Intervention de Stéphane Brossard

Réunion du lundi 26 février 2024 à 15h00
Commission d'enquête sur la gestion des risques naturels majeurs dans les territoires d'outre-mer

Stéphane Brossard, président de la commission technique de la Fédération réunionnaise du bâtiment et des travaux publics :

Je représente la Fédération réunionnaise du bâtiment et des travaux publics (FRBTP), qui est un syndicat de constructeurs, présent à l'île de La Réunion depuis plus de soixante-dix ans. Nous avons acquis un savoir-faire constructif adapté au climat local. Nous construisons dans les zones qui nous sont réservées, en dehors des lieux soumis à l'activité du volcan. Nous bâtissons dans des zones exposées aux vents alizés, à la corrosion, à un rayonnement ultraviolet très élevé, à des températures oscillant entre 15 et 35 degrés, à une humidité quasi-permanente. Les vents peuvent être quasi cycloniques, comme nous l'a montré récemment l'exemple de Belal.

Notre savoir-faire repose en particulier sur le contreventement, qui nous permet de stabiliser l'ouvrage et, surtout, de l'ancrer au sol ou aux fondations. C'est la base de la construction dans un climat cyclonique. Nous employons des technologies particulières, des structures et des couvertures différentes de celles que l'on rencontre habituellement en France, notamment la tôle ondulée.

On doit malheureusement constater l'inadaptation des normes outre-mer, par exemple des DTU (documents techniques unifiés). La tôle ondulée a ainsi été retirée – de manière inadmissible, selon nous – de la liste de l'Afnor (Association française de normalisation) en 2004 par une décision prise à l'échelon national, alors que c'est une technique très éprouvée, résistante aux vents cycloniques, qui a la capacité de renvoyer une partie de la chaleur, surtout si le matériau utilisé est clair. Elle convient au climat de la plupart des outre-mer. Alors que nos professions se sont adaptées pour protéger les habitants des outre-mer, on ne peut que regretter la décorrélation entre ce qui se fait à l'échelon national et les réalités ultramarines.

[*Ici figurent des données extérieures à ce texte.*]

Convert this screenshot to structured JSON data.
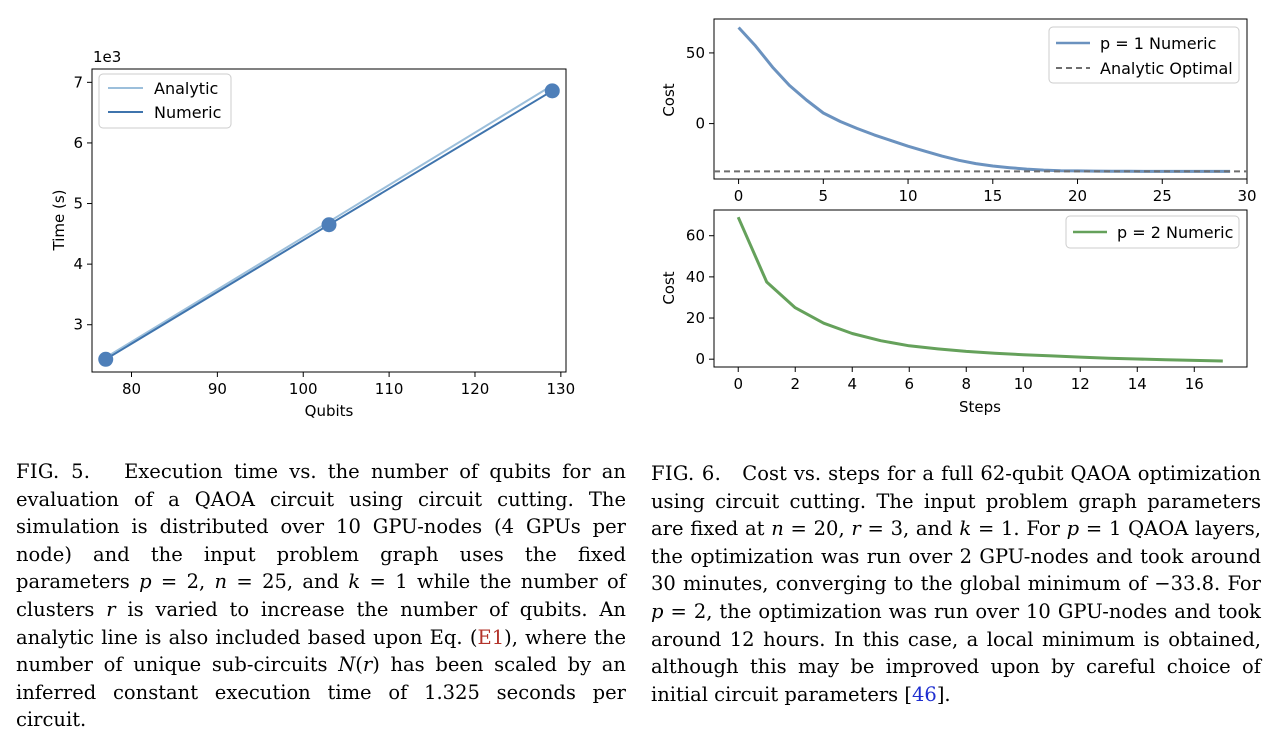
{
  "figure5": {
    "chart_data": {
      "type": "line",
      "xlabel": "Qubits",
      "ylabel": "Time (s)",
      "y_offset_label": "1e3",
      "xlim": [
        75.4,
        130.6
      ],
      "ylim": [
        2.22,
        7.22
      ],
      "x_ticks": [
        "80",
        "90",
        "100",
        "110",
        "120",
        "130"
      ],
      "y_ticks": [
        "3",
        "4",
        "5",
        "6",
        "7"
      ],
      "legend_position": "upper-left",
      "series": [
        {
          "name": "Analytic",
          "x": [
            77,
            103,
            129
          ],
          "y": [
            2.46,
            4.7,
            6.95
          ],
          "color": "#9cbfdb",
          "style": "solid"
        },
        {
          "name": "Numeric",
          "x": [
            77,
            103,
            129
          ],
          "y": [
            2.43,
            4.65,
            6.86
          ],
          "color": "#3f74ad",
          "style": "solid",
          "markers": true,
          "marker_color": "#4e7fb9"
        }
      ]
    }
  },
  "figure6": {
    "chart_data": [
      {
        "type": "line",
        "ylabel": "Cost",
        "xlim": [
          -1.45,
          30.0
        ],
        "ylim": [
          -39.2,
          74.0
        ],
        "x_ticks": [
          "0",
          "5",
          "10",
          "15",
          "20",
          "25",
          "30"
        ],
        "y_ticks": [
          "50",
          "0"
        ],
        "legend_position": "upper-right",
        "series": [
          {
            "name": "p = 1 Numeric",
            "color": "#6b92bf",
            "style": "solid",
            "x": [
              0,
              1,
              2,
              3,
              4,
              5,
              6,
              7,
              8,
              9,
              10,
              11,
              12,
              13,
              14,
              15,
              16,
              17,
              18,
              19,
              20,
              21,
              22,
              23,
              24,
              25,
              26,
              27,
              28,
              29
            ],
            "y": [
              68,
              55,
              40,
              27,
              16.7,
              7.5,
              1.5,
              -3.5,
              -8,
              -12,
              -16,
              -19.5,
              -23,
              -26,
              -28.3,
              -30,
              -31.2,
              -32.2,
              -32.9,
              -33.3,
              -33.5,
              -33.6,
              -33.7,
              -33.7,
              -33.8,
              -33.8,
              -33.8,
              -33.8,
              -33.8,
              -33.8
            ]
          },
          {
            "name": "Analytic Optimal",
            "color": "#6e6e6e",
            "style": "dashed",
            "y_constant": -33.8
          }
        ]
      },
      {
        "type": "line",
        "xlabel": "Steps",
        "ylabel": "Cost",
        "xlim": [
          -0.85,
          17.85
        ],
        "ylim": [
          -3.8,
          72.5
        ],
        "x_ticks": [
          "0",
          "2",
          "4",
          "6",
          "8",
          "10",
          "12",
          "14",
          "16"
        ],
        "y_ticks": [
          "60",
          "40",
          "20",
          "0"
        ],
        "legend_position": "upper-right",
        "series": [
          {
            "name": "p = 2 Numeric",
            "color": "#65a15b",
            "style": "solid",
            "x": [
              0,
              1,
              2,
              3,
              4,
              5,
              6,
              7,
              8,
              9,
              10,
              11,
              12,
              13,
              14,
              15,
              16,
              17
            ],
            "y": [
              69,
              37.5,
              25,
              17.5,
              12.5,
              9,
              6.5,
              5,
              3.8,
              2.9,
              2.2,
              1.6,
              1,
              0.5,
              0.1,
              -0.3,
              -0.6,
              -0.9
            ]
          }
        ]
      }
    ]
  },
  "caption5": {
    "label": "FIG. 5.",
    "text": "Execution time vs. the number of qubits for an evaluation of a QAOA circuit using circuit cutting. The simulation is distributed over 10 GPU-nodes (4 GPUs per node) and the input problem graph uses the fixed parameters p = 2, n = 25, and k = 1 while the number of clusters r is varied to increase the number of qubits. An analytic line is also included based upon Eq. (E1), where the number of unique sub-circuits N(r) has been scaled by an inferred constant execution time of 1.325 seconds per circuit.",
    "ref_equation": "E1"
  },
  "caption6": {
    "label": "FIG. 6.",
    "text": "Cost vs. steps for a full 62-qubit QAOA optimization using circuit cutting. The input problem graph parameters are fixed at n = 20, r = 3, and k = 1. For p = 1 QAOA layers, the optimization was run over 2 GPU-nodes and took around 30 minutes, converging to the global minimum of −33.8. For p = 2, the optimization was run over 10 GPU-nodes and took around 12 hours. In this case, a local minimum is obtained, although this may be improved upon by careful choice of initial circuit parameters [46].",
    "ref_citation": "46"
  }
}
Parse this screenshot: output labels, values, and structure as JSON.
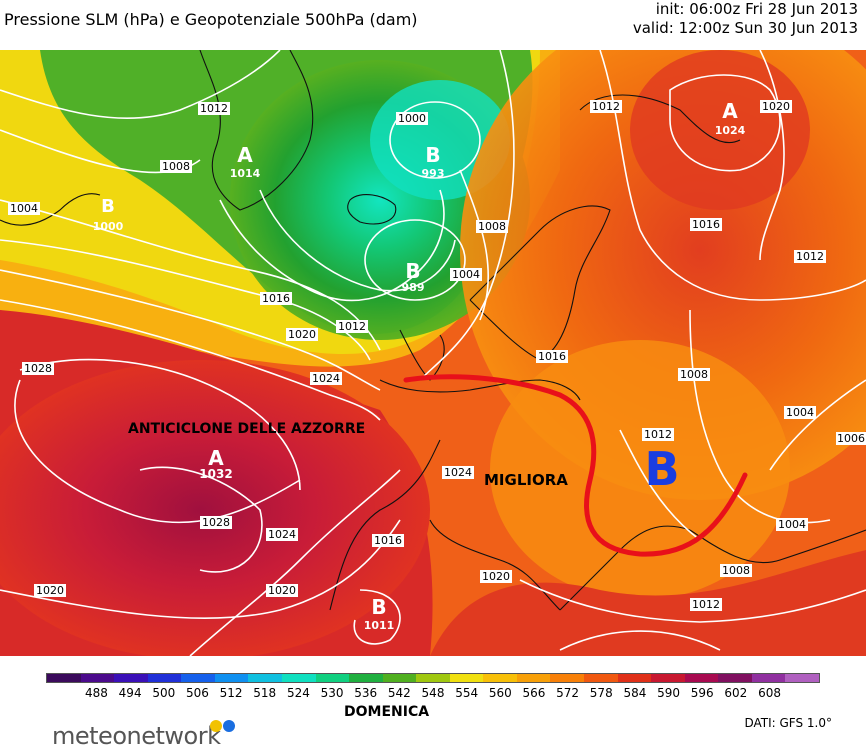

On constate des difficultés d'application des normes d'accessibilité, dites PMR (personnes à mobilité réduite), sur des territoires volcaniques, à forte pente. L'application de la réglementation thermique, acoustique et aération (RTAA-DOM) à La Réunion a entraîné une évolution des techniques constructives mais a aussi engendré de nombreux sinistres, car on nous a demandé parallèlement d'aménager des passerelles permettant une ventilation traversante sans seuil d'accessibilité. Une mise en œuvre stricte de la réglementation peut favoriser la sinistralité et l'insalubrité. Autrement dit, le taux d'insalubrité est lié au climat de nos territoires mais aussi à des technologies inadaptées à ces derniers.

S'agissant des normes paracycloniques, je partage l'analyse qui a été faite : porter son attention exclusivement sur le vent est une erreur stratégique, que nous avons signalée au Centre scientifique et technique du bâtiment (CSTB). C'est en effet l'eau qui tue : Belal a ainsi causé le décès de quatre personnes, par noyade, à La Réunion, alors que le vent n'a entraîné aucun dégât structurel sur les constructions.